Pulling off a heist is no easy feat – and in order to prevent theft, you best understand the plan of attack. Like any good ol’ traditional heist, there are multiple stages to consider in a cyber-attack. To help prevent and detect cyber-attacks and security breaches, we look to the cyber kill chain. Lockheed Martin derived the kill chain framework from a military model – originally established to identify, prepare to attack, engage, and destroy the target.
So what is a cyber kill chain?
It maps a potential security breach: tracing stages of attack from the early reconnaissance stages to the exfiltration of data. The kill chain helps us understand and combat ransomware, security breaches, and advanced persistent attacks (APTs). Since its inception, the kill chain has evolved to better anticipate and recognize insider threats, social engineering, advanced ransomware and innovative attacks.
How does a cyber kill chain work?
Reconnaissance. In every heist, you’ve got to scope the joint first. Same principle applies in a cyber-heist: it’s the preliminary step of an attack, the information gathering mission. During reconnaissance, an attacker is seeking information that might reveal vulnerabilities and weak points in the system. Firewalls, intrusion prevention systems, perimeter security – these days, even social media accounts – get ID’d and investigated. Reconnaissance tools scan corporate networks to search for points of entry and vulnerabilities to be exploited.
Intrusion. Once you’ve got the intel, it’s time to break in.
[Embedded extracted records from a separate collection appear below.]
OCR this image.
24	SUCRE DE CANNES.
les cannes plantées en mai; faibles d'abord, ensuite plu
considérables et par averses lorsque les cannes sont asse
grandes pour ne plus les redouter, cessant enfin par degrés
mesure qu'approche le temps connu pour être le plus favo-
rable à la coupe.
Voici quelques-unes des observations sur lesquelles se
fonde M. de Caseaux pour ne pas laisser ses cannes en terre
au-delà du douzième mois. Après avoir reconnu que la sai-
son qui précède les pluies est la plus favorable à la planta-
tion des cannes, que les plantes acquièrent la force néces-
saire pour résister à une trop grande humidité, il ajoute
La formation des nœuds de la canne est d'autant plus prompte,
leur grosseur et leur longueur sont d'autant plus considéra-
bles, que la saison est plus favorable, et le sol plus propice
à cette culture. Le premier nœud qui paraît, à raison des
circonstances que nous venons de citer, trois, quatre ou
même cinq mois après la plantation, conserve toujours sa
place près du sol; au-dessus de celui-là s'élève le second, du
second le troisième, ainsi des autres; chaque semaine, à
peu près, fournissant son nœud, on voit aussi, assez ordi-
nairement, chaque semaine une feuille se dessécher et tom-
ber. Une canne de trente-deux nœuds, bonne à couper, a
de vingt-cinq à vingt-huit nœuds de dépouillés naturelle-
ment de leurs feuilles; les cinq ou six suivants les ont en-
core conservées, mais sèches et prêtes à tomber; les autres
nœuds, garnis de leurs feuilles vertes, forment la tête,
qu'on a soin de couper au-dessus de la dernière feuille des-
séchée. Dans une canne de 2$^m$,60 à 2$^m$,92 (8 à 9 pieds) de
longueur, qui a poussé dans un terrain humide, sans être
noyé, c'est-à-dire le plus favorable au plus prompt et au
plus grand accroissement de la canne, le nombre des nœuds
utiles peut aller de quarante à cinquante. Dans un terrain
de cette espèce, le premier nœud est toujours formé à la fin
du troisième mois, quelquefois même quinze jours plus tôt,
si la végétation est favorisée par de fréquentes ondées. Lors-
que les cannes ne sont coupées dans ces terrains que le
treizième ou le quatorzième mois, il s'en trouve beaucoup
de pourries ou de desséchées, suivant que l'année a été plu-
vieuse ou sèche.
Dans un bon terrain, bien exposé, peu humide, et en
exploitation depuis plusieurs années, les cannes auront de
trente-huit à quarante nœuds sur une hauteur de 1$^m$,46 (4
Intrusion is when the attack becomes active: malware – including ransomware, spyware, and adware – can be sent to the system to gain entry. This is the delivery phase: it could be delivered by phishing email, it might be a compromised website or that really great coffee shop down the street with free, hacker-prone wifi. Intrusion is the point of entry for an attack, getting the attackers inside.
Exploitation. You’re inside the door, and the perimeter is breached. The exploitation stage of the attack…well, exploits the system, for lack of a better term. Attackers can now get into the system and install additional tools, modify security certificates and create new script files for nefarious purposes.
Privilege Escalation. What’s the point of getting in the building, if you’re stuck in the lobby? Attackers use privilege escalation to get elevated access to resources. They’ll modify GPO security settings, configuration files, change permissions, and try to extract credentials.
Lateral Movement. You’ve got the run of the place, but you still need to find the vault. Attackers will move from system to system, in a lateral movement, to gain more access and find more assets. It’s also an advanced data discovery mission, where attackers seek out critical data and sensitive information, admin access and email servers – often using the same resources as IT and leveraging built-in tools like PowerShell – and position themselves to do the most damage.
Obfuscation (anti-forensics). Put the security cameras on a loop and show an empty elevator so nobody sees what’s happening behind the scenes. Cyber-attackers do the same thing: conceal their presence and mask activity to avoid detection and thwart the inevitable investigation. This might mean wiping files and metadata, overwriting data with false timestamps (timestomping) and misleading information, or modifying critical information so that it looks like the data was never touched.
Denial of Service. Jam the phone lines and shut down the power grid. Here’s where the attackers target the network and data infrastructure, so that the legitimate users can’t get what they need. The denial of service (DoS) attack disrupts and suspends access, and could crash systems and flood services.
Exfiltration. Always have an exit strategy. The attackers get the data: they’ll copy, transfer, or move sensitive data to a controlled location, where they do with the data what they will. Ransom it, sell it on ebay, send it to buzzfeed. It can take days to get all of the data out, but once it’s out, it’s in their control.
Different security techniques bring forward different approaches to the cyber kill chain – everyone from Gartner to Lockheed Martin defines the stages slightly differently. Alternative models of the cyber kill chain combine several of the above steps into a C&C stage (command and control, or C2) and others into an ‘Actions on Objective’ stage. Some combine lateral movement and privilege escalation into an exploration stage; others combine intrusion and exploitation into a ‘point of entry’ stage.
It’s a model often criticized for focusing on perimeter security and limited to malware prevention. When combined with advanced analytics and predictive modeling, however, the cyber kill chain becomes critical for inside out security.
With the above breakdown, the kill chain is structured to reveal the active state of a data breach. User behavior analytics (UBA) brings advanced threat intelligence to every stage of the kill chain – and helps prevent and stop ongoing attacks before the damage is done.